Of course, one of the big topics of the conference was the recent introduction of Microsoft’s new Search Engine, Bing. The highly anticipated launch of the site was actually somewhat of a surprise to many, as it wasn’t a typical Microsoft launch. What we saw was a fresher, gentler giant come out and quietly release its new offering that, well … didn’t quite look like Microsoft. It had more resemblance to Google — both aesthetically and how it was introduced.

I had the privilege of spending time with Microsoft’s Search Lead, Stacey Jarvis, whose enthusiasm about Bing actually started to wear off on me.  And, if I’m really honest, Stacey actually surprised me; I had pegged a typical Microsoft speaker as someone in a blue shirt and khakis talking technical but Stacey was anything but. Both as a speaker and a personality she came across differently then most anyone at SES, and broke my mold of how I perceived someone talking about Microsoft Search.

Microsoft created custom ringtones specifically for Bing. Stacey shows off 3 versions she used for the internal launch.

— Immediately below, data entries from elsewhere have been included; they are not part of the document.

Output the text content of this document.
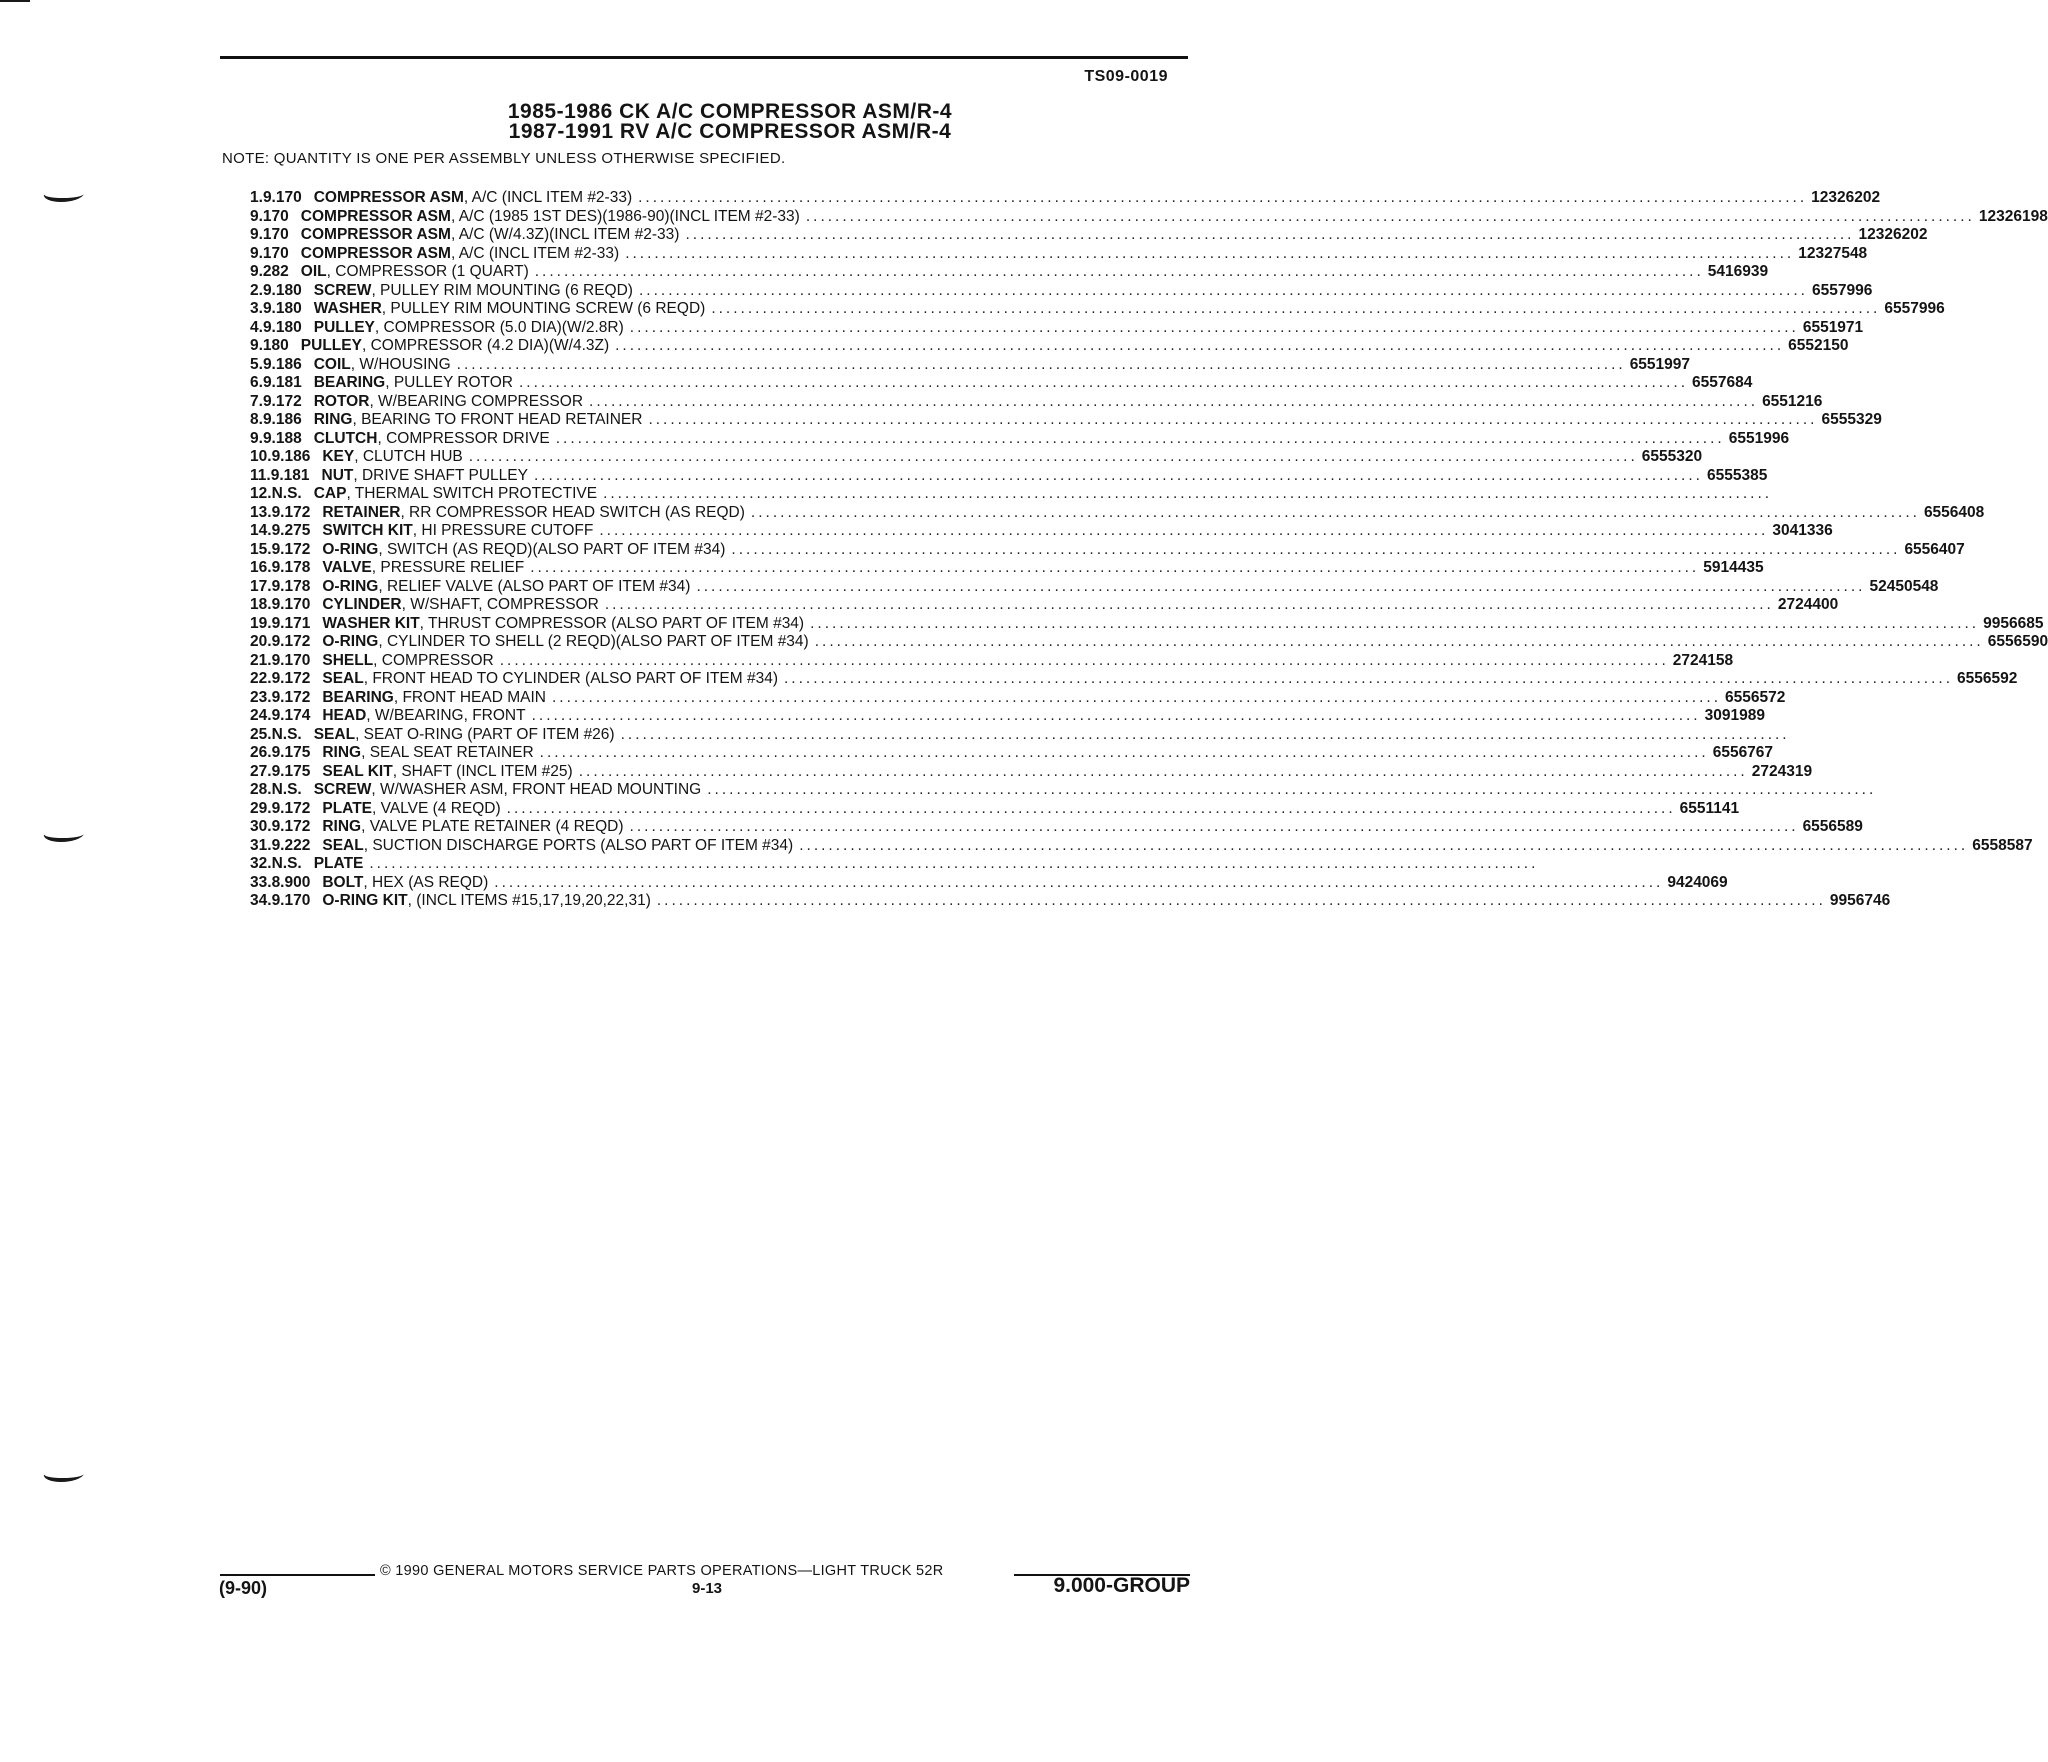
TS09-0019
1985-1986 CK A/C COMPRESSOR ASM/R-4
1987-1991 RV A/C COMPRESSOR ASM/R-4
NOTE: QUANTITY IS ONE PER ASSEMBLY UNLESS OTHERWISE SPECIFIED.
1. 9.170 COMPRESSOR ASM, A/C (INCL ITEM #2-33) ................................................................................................................................................................ 12326202
9.170 COMPRESSOR ASM, A/C (1985 1ST DES)(1986-90)(INCL ITEM #2-33) ................................................................................................................................................................ 12326198
9.170 COMPRESSOR ASM, A/C (W/4.3Z)(INCL ITEM #2-33) ................................................................................................................................................................ 12326202
9.170 COMPRESSOR ASM, A/C (INCL ITEM #2-33) ................................................................................................................................................................ 12327548
9.282 OIL, COMPRESSOR (1 QUART) ................................................................................................................................................................ 5416939
2. 9.180 SCREW, PULLEY RIM MOUNTING (6 REQD) ................................................................................................................................................................ 6557996
3. 9.180 WASHER, PULLEY RIM MOUNTING SCREW (6 REQD) ................................................................................................................................................................ 6557996
4. 9.180 PULLEY, COMPRESSOR (5.0 DIA)(W/2.8R) ................................................................................................................................................................ 6551971
9.180 PULLEY, COMPRESSOR (4.2 DIA)(W/4.3Z) ................................................................................................................................................................ 6552150
5. 9.186 COIL, W/HOUSING ................................................................................................................................................................ 6551997
6. 9.181 BEARING, PULLEY ROTOR ................................................................................................................................................................ 6557684
7. 9.172 ROTOR, W/BEARING COMPRESSOR ................................................................................................................................................................ 6551216
8. 9.186 RING, BEARING TO FRONT HEAD RETAINER ................................................................................................................................................................ 6555329
9. 9.188 CLUTCH, COMPRESSOR DRIVE ................................................................................................................................................................ 6551996
10. 9.186 KEY, CLUTCH HUB ................................................................................................................................................................ 6555320
11. 9.181 NUT, DRIVE SHAFT PULLEY ................................................................................................................................................................ 6555385
12. N.S. CAP, THERMAL SWITCH PROTECTIVE ................................................................................................................................................................
13. 9.172 RETAINER, RR COMPRESSOR HEAD SWITCH (AS REQD) ................................................................................................................................................................ 6556408
14. 9.275 SWITCH KIT, HI PRESSURE CUTOFF ................................................................................................................................................................ 3041336
15. 9.172 O-RING, SWITCH (AS REQD)(ALSO PART OF ITEM #34) ................................................................................................................................................................ 6556407
16. 9.178 VALVE, PRESSURE RELIEF ................................................................................................................................................................ 5914435
17. 9.178 O-RING, RELIEF VALVE (ALSO PART OF ITEM #34) ................................................................................................................................................................ 52450548
18. 9.170 CYLINDER, W/SHAFT, COMPRESSOR ................................................................................................................................................................ 2724400
19. 9.171 WASHER KIT, THRUST COMPRESSOR (ALSO PART OF ITEM #34) ................................................................................................................................................................ 9956685
20. 9.172 O-RING, CYLINDER TO SHELL (2 REQD)(ALSO PART OF ITEM #34) ................................................................................................................................................................ 6556590
21. 9.170 SHELL, COMPRESSOR ................................................................................................................................................................ 2724158
22. 9.172 SEAL, FRONT HEAD TO CYLINDER (ALSO PART OF ITEM #34) ................................................................................................................................................................ 6556592
23. 9.172 BEARING, FRONT HEAD MAIN ................................................................................................................................................................ 6556572
24. 9.174 HEAD, W/BEARING, FRONT ................................................................................................................................................................ 3091989
25. N.S. SEAL, SEAT O-RING (PART OF ITEM #26) ................................................................................................................................................................
26. 9.175 RING, SEAL SEAT RETAINER ................................................................................................................................................................ 6556767
27. 9.175 SEAL KIT, SHAFT (INCL ITEM #25) ................................................................................................................................................................ 2724319
28. N.S. SCREW, W/WASHER ASM, FRONT HEAD MOUNTING ................................................................................................................................................................
29. 9.172 PLATE, VALVE (4 REQD) ................................................................................................................................................................ 6551141
30. 9.172 RING, VALVE PLATE RETAINER (4 REQD) ................................................................................................................................................................ 6556589
31. 9.222 SEAL, SUCTION DISCHARGE PORTS (ALSO PART OF ITEM #34) ................................................................................................................................................................ 6558587
32. N.S. PLATE ................................................................................................................................................................
33. 8.900 BOLT, HEX (AS REQD) ................................................................................................................................................................ 9424069
34. 9.170 O-RING KIT, (INCL ITEMS #15,17,19,20,22,31) ................................................................................................................................................................ 9956746
© 1990 GENERAL MOTORS SERVICE PARTS OPERATIONS—LIGHT TRUCK 52R
(9-90)	9-13	9.000-GROUP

Microsoft’s step to obsolete Microsoft's Live Search and migrate users and advertisers to Bing is no small gesture, but one that seemed to happen quietly. According to Stacey, Microsoft’s development and launch of Bing was so stealth that most employees weren’t aware of the initiative. Even her boss was unaware of exactly what she was working on, what it was called, or when it was launching. (A cue from Apple?)  Several names were considered, different teams were working on the project, all under NDA, extensive research was conducted, and the end user experience was refined to produce something that at first glance, bears resemblance to something we’ve already seen, but upon use has some terrific features.